Rosie Oh, by Animal Collective
When we last saw Animal Collective, their drugged-out campfire-electronica was, much to fans’ surprise, slathered in a wholly accessible pop sheen. Consequently, yet unexpectedly, they were on the precipice of mainstream success, but managed to keep enough of their inimitable quirk to satisfy fans who have been there from Feels and earlier. The question with Centipede Hz, the new offering from the Baltimore group, was whether it would lean more towards their pop album Merriweather Post Pavilion, or hearken back to the ‘Fireworks’-era Golden Age. The answer, of course, is what we should have expected from Animal Collective: it is neither. In fact, it’s something else altogether.
Our favorite track off of the album has to be the swirly, beautiful ‘Rosie Oh’, a track that’s so upbeat that it could be the music for the forest-friends sequence of Snow White and the Seven Dwarfs. Especially since Merriweather, Animal Collective (Panda Bear in particular) have gotten very good at writing metaphorical lyrics that double as pop songs. “You had opened up the door and made a place where I could sit inside and fortify/ But I said no I’d rather not; said no I’d rather not step in,” sings Panda, but soon sees the error of his cold-shouldering ways. “I’d like to embrace it all; have I made this or is it that I’ve been made?” he wonders later.
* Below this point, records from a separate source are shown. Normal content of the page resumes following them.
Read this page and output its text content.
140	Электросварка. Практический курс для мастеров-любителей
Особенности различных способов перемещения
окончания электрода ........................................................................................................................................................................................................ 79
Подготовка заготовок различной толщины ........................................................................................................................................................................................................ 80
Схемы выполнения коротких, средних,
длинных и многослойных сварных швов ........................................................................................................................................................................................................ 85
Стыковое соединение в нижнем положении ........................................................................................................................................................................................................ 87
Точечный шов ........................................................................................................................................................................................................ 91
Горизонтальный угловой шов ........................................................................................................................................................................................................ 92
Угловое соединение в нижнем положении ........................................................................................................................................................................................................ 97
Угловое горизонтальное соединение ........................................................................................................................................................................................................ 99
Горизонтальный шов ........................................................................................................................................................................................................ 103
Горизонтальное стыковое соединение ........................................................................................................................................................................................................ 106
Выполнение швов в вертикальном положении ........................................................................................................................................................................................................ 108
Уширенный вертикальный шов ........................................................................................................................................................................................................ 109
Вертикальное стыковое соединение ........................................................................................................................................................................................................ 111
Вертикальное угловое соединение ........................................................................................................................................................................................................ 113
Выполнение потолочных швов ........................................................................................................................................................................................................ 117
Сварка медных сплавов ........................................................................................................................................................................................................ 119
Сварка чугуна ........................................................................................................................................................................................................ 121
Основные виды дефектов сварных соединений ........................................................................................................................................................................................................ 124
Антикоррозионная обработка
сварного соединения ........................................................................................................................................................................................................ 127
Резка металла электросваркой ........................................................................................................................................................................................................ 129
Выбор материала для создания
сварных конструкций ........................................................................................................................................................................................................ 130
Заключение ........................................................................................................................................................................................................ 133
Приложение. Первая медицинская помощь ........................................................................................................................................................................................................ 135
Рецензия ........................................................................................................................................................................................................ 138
Try to catch the words, if you’re not too busy grinning from how happy ‘Rosie Oh’ makes you.
Nothing That Has Happened So Far Has Been Anything We Could Control, by Tame Impala
Close your eyes for a minute, and think of every single 60s psych-rock cliché you can possibly think of. A crash of cymbal, followed by a deep drum flourish; slightly off-tune piano; distorted, lingering vocals tweaked into cryptic depths; the slightest peppering of Eastern inflections; and a good old-fashioned dreamy, ebb-and-swell three-minute wordless segment bang in the middle. Until we heard Lonerism, Perth band Tame Impala’s second album, we didn’t think it was possible to recreate all those elements into a song without sounding like you’re just ripping off from a bunch of immortal bands. You could put “Nothing That Has Happened So Far…” right in between “Whole Lotta Love” and “A Day In The Life” on a 60s playlist you’ve heard tens of times before: and you’d be hard-pinned to cop out this song from October 2012. It doesn’t hurt at all that singer Kevin Parker sounds almost exactly like John Lennon.
Listen to this song if you’ve ever wondered why they don’t make music anymore quite like Zep or Floyd or the Beatles.
Yet Again, by Grizzly Bear
Grizzly Bear makes pretty music. It’s not pretty in a sugar-rush twee way. It’s not pretty in a vulnerable solo/acoustic way. And it’s not pretty in any way that uses modern-day sound-engineering tricks. Grizzly Bear makes full-bodied, organic music which is pretty because it’s technically flawless, musically upright and just plain real. You can picture these guys playing guitars and drums and singing choruses into a microphone each: in fact, you can almost see them performing right in front of you. In the era of dubstep and EDM, when you really don’t know what the music ends and where the smoke-and-mirrors begin (or, really, sometimes what ‘music’ is), Grizzly Bear are a comfortable, honest reminder that real music – the kind even your grandparents could recognize as music – still exists.
“Yet Again” is the lead single off of their remarkable latest album Shields. (Watch the music video for the same above: it is a suitably pretty video about the troubled life of a teen-aged ice-skater.) While it doesn’t equal Grizzly Bear’s career-wide shining jewel, it does remind one nicely that they’re as brilliant as ever. The wistful vocalization in the middle is a little Suzanne Vega, we thought, and just as well: they possess her brilliance at writing an honest-to-God good song. Listen to “Yet Again” if you just want to listen to music that sounds like music, goddamnit.